“Art is not a mirror held up to reality, but a hammer with which to shape it” –Bertolt Brecht
A crowd gathered when Alton Tobey set up his easel on the Old State House lawn. Insurance company workers on their lunch break watched the painter and his three colleagues as they worked on large posters depicting the fight against fascism in Spain.
It was October 11, 1938, and Tobey’s talents were focused on the state of the world, dominated by the rise of Hitler, Mussolini, and Franco in Spain. Tobey had been recruited for the mural painting by Jerome Stavola, an art instructor at the Hartford Federal College. Along with Bob Beebe and Joseph Scarozzo, they were preparing for a major event at Bushnell Memorial Hall to raise funds for the relief ship which would soon leave New York harbor for the beleaguered population of Spain.
After a decade of dictatorship, Spanish workers and peasants had, in 1931, elected a progressive Republican government that instituted land reform and the eight-hour day. In response, the country’s right-wing gathered allies within the Army and the Catholic Church and gained critical backing from the fascist leaders of Germany and Italy. Then in 1936, army units revolted against the Republic. Workers were forced to defend their government, often with ill-equipped militias raised within factories. Support for the Republic came from progressives and humanitarians around the world, but the United States refused to defend the democratically elected government of Spain.
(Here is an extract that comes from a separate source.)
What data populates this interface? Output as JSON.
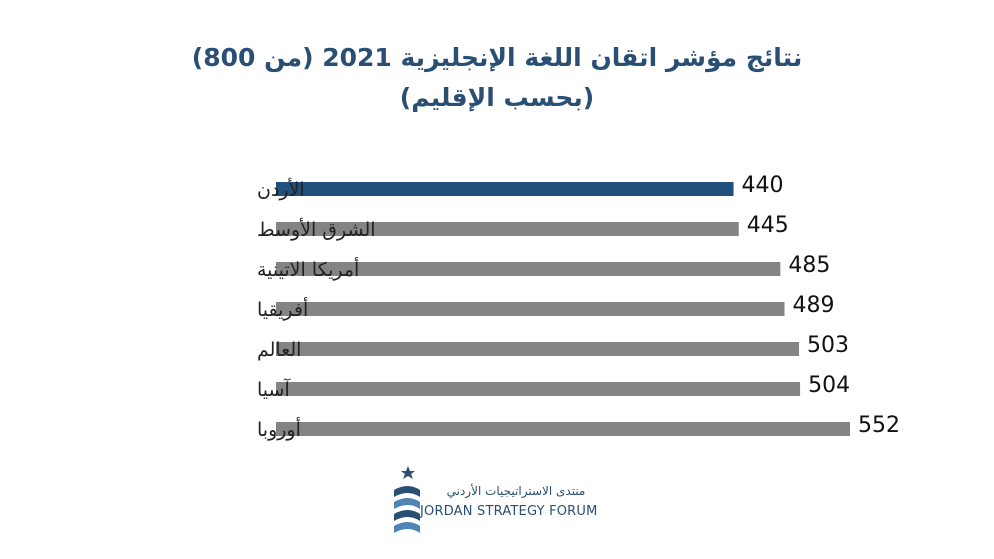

Until he was called on to publicize the Bushnell fund raiser, Alton Tobey had been busy completing a mural at the Hartford Public Library’s Campfield Branch in the city’s south end. For his subjects, the young artist used the literature of Mark Twain and Harriet Beecher Stowe. Characters from A Connecticut Yankee in King Arthur’s Court mingled with Uncle Tom’s Cabin. Huck Finn, Tom Sawyer, Simon Legree and Eliza all inhabited the library’s facade. These novels, written by two authors who called Hartford home, provided sharp commentary on the social injustices of their time.
Now Tobey used his talent to protest injustice in Spain, using art to help shape the debate over the question of defending the Spanish Republic. He had likely been influenced by Guernica, the painting that depicts the 1937 destruction of a Basque town by German warplanes. Guernica was firebombed by Hitler’s Condor Legion and 1000 civilians died, many of them by machine gun fire from the air as they fled. That same year Pablo Picasso turned this war crime into his masterpiece of outrage and pain.
As the crowd at the Old State House grew, so did the dissatisfaction by some of the onlookers over the political content of the murals. Some thought it was communistic; others thought it might be pro-Nazi. Tobey was putting the finishing touches on the scene of a child in a German military uniform when Officer Dooley, who had been directing traffic on Main Street, walked over to the painter to see what the commotion was all about. Instead of allowing the artists to finish, or at least explain what they were doing, Dooley ordered them to stop.
The painting was interrupted that day, but the artists’ work continued. Tobey’s colleague Jerome Stavola was soon named to a statewide committee of Italian-Americans who organized protests against Mussolini’s treatment of Jews in Italy. At Bushnell Hall, hundreds of local supporters dug into their pockets to help buy food and medicine for the relief efforts, while they listened to the Spanish ambassador plead for the fate of his people. The commotion caused by Alton Tobey on the State House lawn helped bring the reality of the Spanish fight for freedom into focus for the people of Hartford.